Maybe you remember The Hitman’s Bodyguard. Maybe you don’t. We wouldn’t blame you if the details regarding this pulpy 2017 buddy comedy had faded from your memory banks like so much post-headshot pink mist. Ryan Reynolds is a disgraced bodyguard. Samuel L. Jackson is a hitman who’s supposed to testify at the Hague in a war-crimes trial. The two end up bickering a lot and saving each other’s lives, things get blowed up real good, Jackson says “motherfucker” a lot, yadda yadda yadda. As a bonus, you got a breakneck chase scene in a canal in Amsterdam and Gary Oldman sporting an over-the-top accent. Cool.
It’s less an actual action movie than a rough sketch or crude cave painting of one. It was, however, proof that you can pair two charismatic, highly bankable movie stars — both of whom have done top-notch work as one half of other duos — and see them generate exactly zero chemistry together. Though their team-up earned over $176 million worldwide, this poor man’s 48 Hrs. didn’t even crack the top 40 highest grossing films of the year. A sequel was not, as they say, inevitable.
And yet here we are, slowly shuffling back into theaters after months and months of pining for something, anything, to see on a big screen again, and we’re greeted by another chapter of what now seems to be a franchise. Once again, Reynolds’ exasperated “executive protection agent” Michael Bryce tries to get his career and life back on track. Once again, Samuel L. Jackson’s killer-for-hire Darius Kincaid messes up those plans for him. This time, instead of Oldman’s scenery-chewing Eastern European despot, we get Antonio Banderas’ silver-haired, Greek shipping billionaire — you read all of that correctly — who’s planning a massive cyberattack in an attempt to cripple the E.U., or something like that. You’ll care as much about this excuse to get these guys working together again as the movie does, which is not at all.
Salma Hayek — more on her in a second — is back as Darius’ wife, Sonia, who keeps crowing about how she wants a baby in between deploying F-bombs in both English and Spanish. Morgan Freeman drops by for a bit, partially to move the “story” along and partially to serve as a punchline to an unfunny conceptual “joke.” Frank Grillo shows up as an Interpol agent who’s dying to get back to Boston (seriously, WTF is going on here?!?), and needs Bryce and the Kincaids to act as go-betweens involving some illicit stuff regarding the villain’s scheme. He doesn’t punch or kick or pound anyone, or rock any gun-fu whatsoever. To repeat: Grillo, a boxer and a brown belt in jiujitsu, the 21st century’s version of Lee Marvin, and one of the most compelling he-man action heroes of the past 10 years (check out Boss Level), does not get a single action sequence here. He just yells, which Grillo is admittedly really good at, but come on, people.
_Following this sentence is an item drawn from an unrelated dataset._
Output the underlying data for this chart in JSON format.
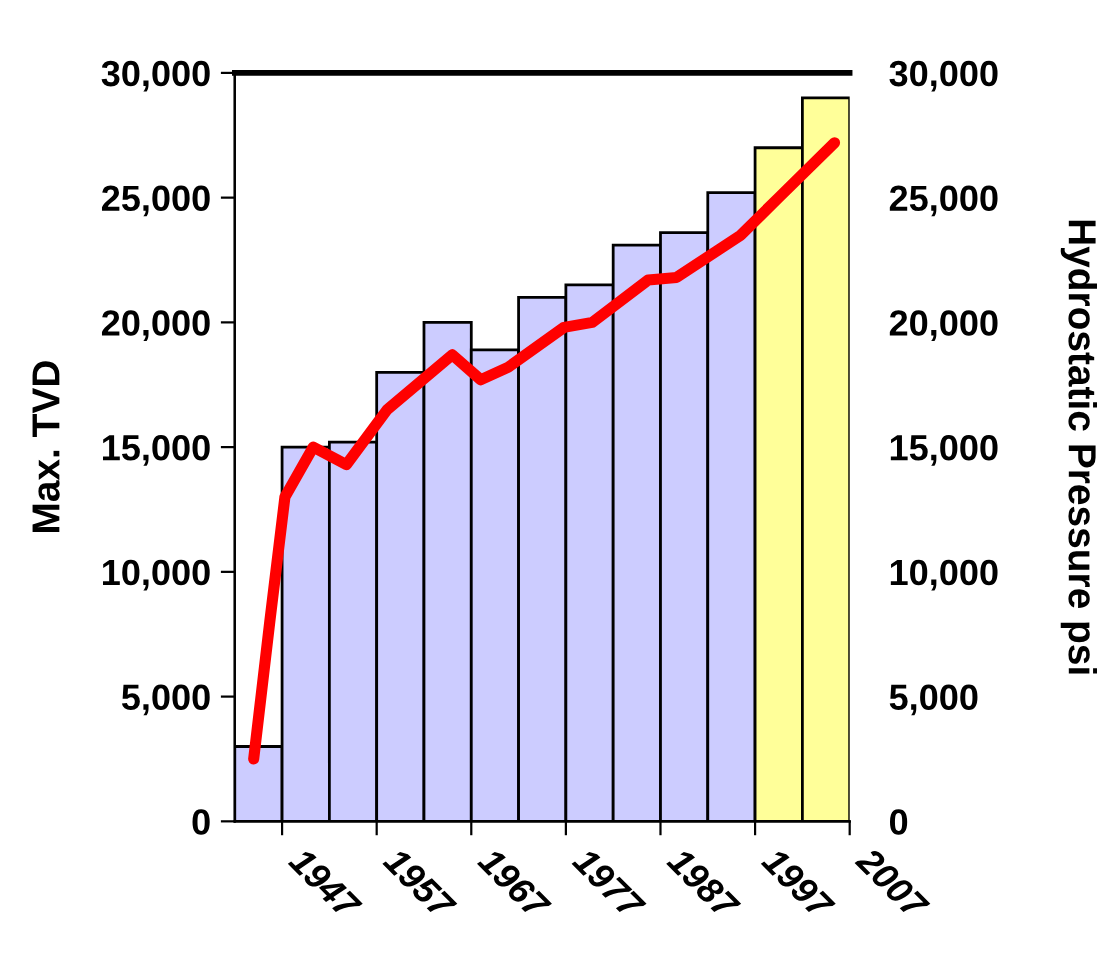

Many disposable, interchangeable bad guys get shot. Some exotic locales whizz by. There will be boob jokes. Once again, Reynolds and Jackson end up bickering a lot and saving each other’s lives, things blow up real good, and Jackson says “motherfucker” twice as much as he did in the original. Once again, you may find yourself wondering, even as a fan of both of these actors and of action movies in general, why the hell you’re watching all of it. Was this what we were so anxious to get back to after a postponed 2020 summer-movie season and a year of shuttered theaters?
There’s a single wild card in this deck, and that’s Hayek. Her character was peripheral in the first movie, someone designed to motivate Jackson’s assassin to cooperate with the authorities. She was also a badass, and the sort of take-no-shit barroom brawler that made an ideal life partner for a hitman. As the pile-up of possessives that is this sequel’s title tips off, the not-so-dymamic duo of the original movie is a slightly-more-dynamic trio this time out, and for The Hitman’s Wife’s Bodyguard‘s first half, you’re reminded that Hayek has an A deadpan delivery and serious screwball-comic chops. She screams half of her lines, most of which are just creative strings of profanity, but she brings an anarchic quality to this hot mess that is sorely needed. Let’s put it this way: The above-the-title stars and much of the supporting cast seem to be stuck in a listless, live-action version of a violent Tex Avery cartoon. Hayek plays her part like she’s in the actual cartoon herself. She’s the best thing about this movie by a massive margin. Naturally, she practically gets kicked to the sidelines for the last half.
While Australian director Patrick Hughes has logged hours making modest, tense cop thrillers (Red Hill) and overblown, big-budget franchise stuff (The Expendables 3), you don’t get the sense that he’s doing much in these Bodyguard movies except pointing his camera at his stars and stunt teams and crossing his fingers. Other than staging silent carnage while some ironic song plays over the soundless fury, he doesn’t offer anything resembling style onscreen; it might as well be stock footage up there. There’s an art to making action films, and that artistry is as AWOL here as it is in the first movie. Supposedly, a third entry has been greenlit. Just make it a solo Hayek joint, or, to paraphrase Jackson, put this motherfucking franchise out of its motherfucking misery.